In Lookaway, Lookaway, Wilton Barnhardt has written a headlong, hilarious narrative of a family coming apart, a society changing beyond recognition, and an unforgettable woman striving to pull it all together.
I just finished this, and I’m still deciding if I really liked it or not. I had a hard time getting focused on it, and it took over a week to read (and it’s not a very long book…about 350 pages). I laughed aloud a few times and enjoyed the characters…each was given their own section of the book, so the changing points of view were interesting.
And then I read some that were just so-so…the Game of Thrones after the second book, the latest Outlander book (Written in My Heart’s Own Blood) by Diana Gabaldon, and Wedding Night by Sophie Kinsella (who wrote the Shopaholic series).

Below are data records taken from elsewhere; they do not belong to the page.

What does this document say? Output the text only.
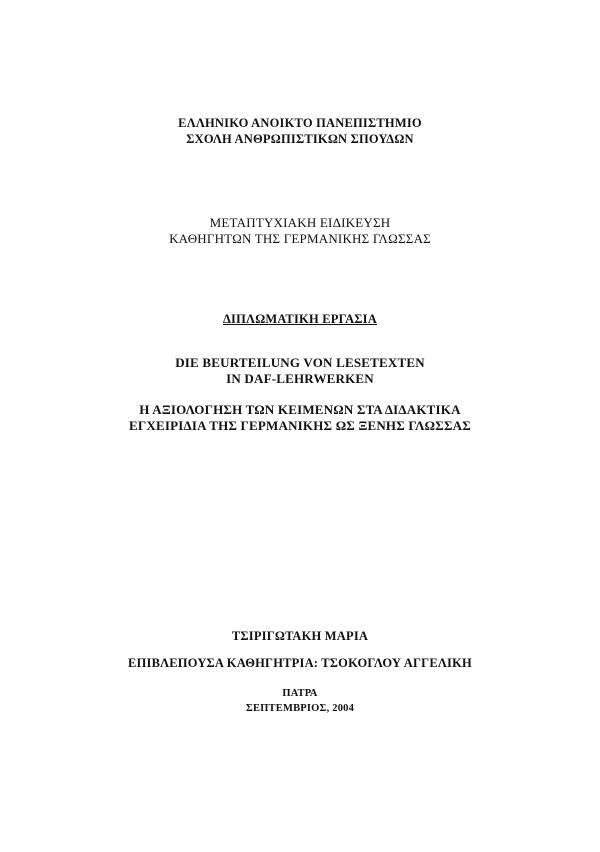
ΕΛΛΗΝΙΚΟ ΑΝΟΙΚΤΟ ΠΑΝΕΠΙΣΤΗΜΙΟ
ΣΧΟΛΗ ΑΝΘΡΩΠΙΣΤΙΚΩΝ ΣΠΟΥΔΩΝ
ΜΕΤΑΠΤΥΧΙΑΚΗ ΕΙΔΙΚΕΥΣΗ
ΚΑΘΗΓΗΤΩΝ ΤΗΣ ΓΕΡΜΑΝΙΚΗΣ ΓΛΩΣΣΑΣ
ΔΙΠΛΩΜΑΤΙΚΗ ΕΡΓΑΣΙΑ
DIE BEURTEILUNG VON LESETEXTEN
IN DAF-LEHRWERKEN
Η ΑΞΙΟΛΟΓΗΣΗ ΤΩΝ ΚΕΙΜΕΝΩΝ ΣΤΑ ΔΙΔΑΚΤΙΚΑ
ΕΓΧΕΙΡΙΔΙΑ ΤΗΣ ΓΕΡΜΑΝΙΚΗΣ ΩΣ ΞΕΝΗΣ ΓΛΩΣΣΑΣ
ΤΣΙΡΙΓΩΤΑΚΗ ΜΑΡΙΑ
ΕΠΙΒΛΕΠΟΥΣΑ ΚΑΘΗΓΗΤΡΙΑ: ΤΣΟΚΟΓΛΟΥ ΑΓΓΕΛΙΚΗ
ΠΑΤΡΑ
ΣΕΠΤΕΜΒΡΙΟΣ, 2004
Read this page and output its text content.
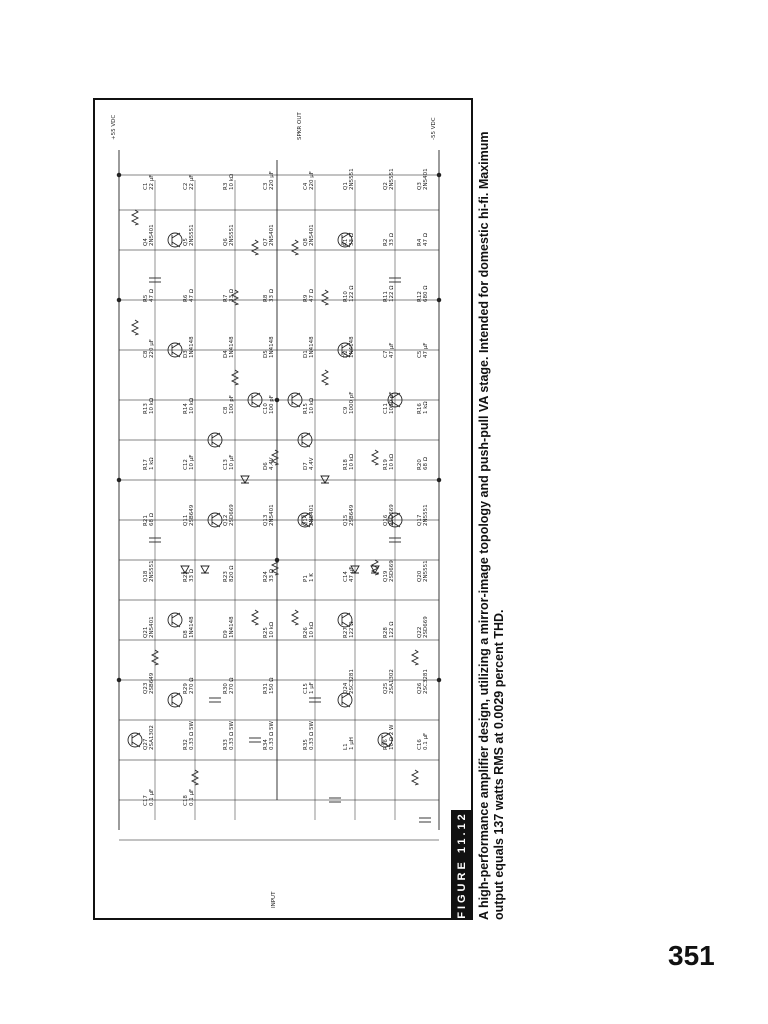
C1 22 µF	C2 22 µF	R3 10 kΩ	C3 220 µF	C4 220 µF	Q1 2N5551	Q2 2N5551	Q3 2N5401
Q4 2N5401	Q5 2N5551	Q6 2N5551	Q7 2N5401	Q8 2N5401	R1 33 Ω	R2 33 Ω	R4 47 Ω
R5 47 Ω	R6 47 Ω	R7 33 Ω	R8 33 Ω	R9 47 Ω	R10 122 Ω	R11 122 Ω	R12 680 Ω
C8 220 µF	D3 1N4148	D4 1N4148	D5 1N4148	D1 1N4148	D2 1N4148	C7 47 µF	C5 47 µF
R13 10 kΩ	R14 10 kΩ	C8 100 pF	C10 100 pF	R15 10 kΩ	C9 1000 pF	C11 1000 pF	R16 1 kΩ
R17 1 kΩ	C12 10 µF	C13 10 µF	D6 4.4V	D7 4.4V	R18 10 kΩ	R19 10 kΩ	R20 68 Ω
R21 68 Ω	Q11 2SB649	Q12 2SD669	Q13 2N5401	Q14 2N5401	Q15 2SB649	Q16 2SD669	Q17 2N5551
Q18 2N5551	R22 33 Ω	R23 820 Ω	R24 33 Ω	P1 1 K	C14 47 µF	Q19 2SD669	Q20 2N5551
Q21 2N5401	D8 1N4148	D9 1N4148	R25 10 kΩ	R26 10 kΩ	R27 122 Ω	R28 122 Ω	Q22 2SD669
Q23 2SB649	R29 270 Ω	R30 270 Ω	R31 150 Ω	C15 1 µF	Q24 2SC3281	Q25 2SA1302	Q26 2SC3281
Q27 2SA1302	R32 0.33 Ω 5W	R33 0.33 Ω 5W	R34 0.33 Ω 5W	R35 0.33 Ω 5W	L1 1 µH	R36 10 Ω 2 W	C16 0.1 µF
C17 0.1 µF	C18 0.1 µF
+55 VDC	-55 VDC
SPKR OUT
INPUT	FIGURE 11.12 A high-performance amplifier design, utilizing a mirror-image topology and push-pull VA stage. Intended for domestic hi-fi. Maximum output equals 137 watts RMS at 0.0029 percent THD.
351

I also (happily) killed a few brain cells reading for the pure escapism of it….Takedown 20 and Top Secret 21 by Janet Evanovich, Beautiful Day by Elin Hilderbrand, Power Play by Catherine Coulter, and the final book of the Deborah Harkness trilogy, Book of Life…it’s about witches, vampires, and daemons, kind of Twilight for grownups.
Anyway, that’s how I spent my summer vacation…and I didn’t even starve my family or make them run around in dirty clothes. Well, not often, that is.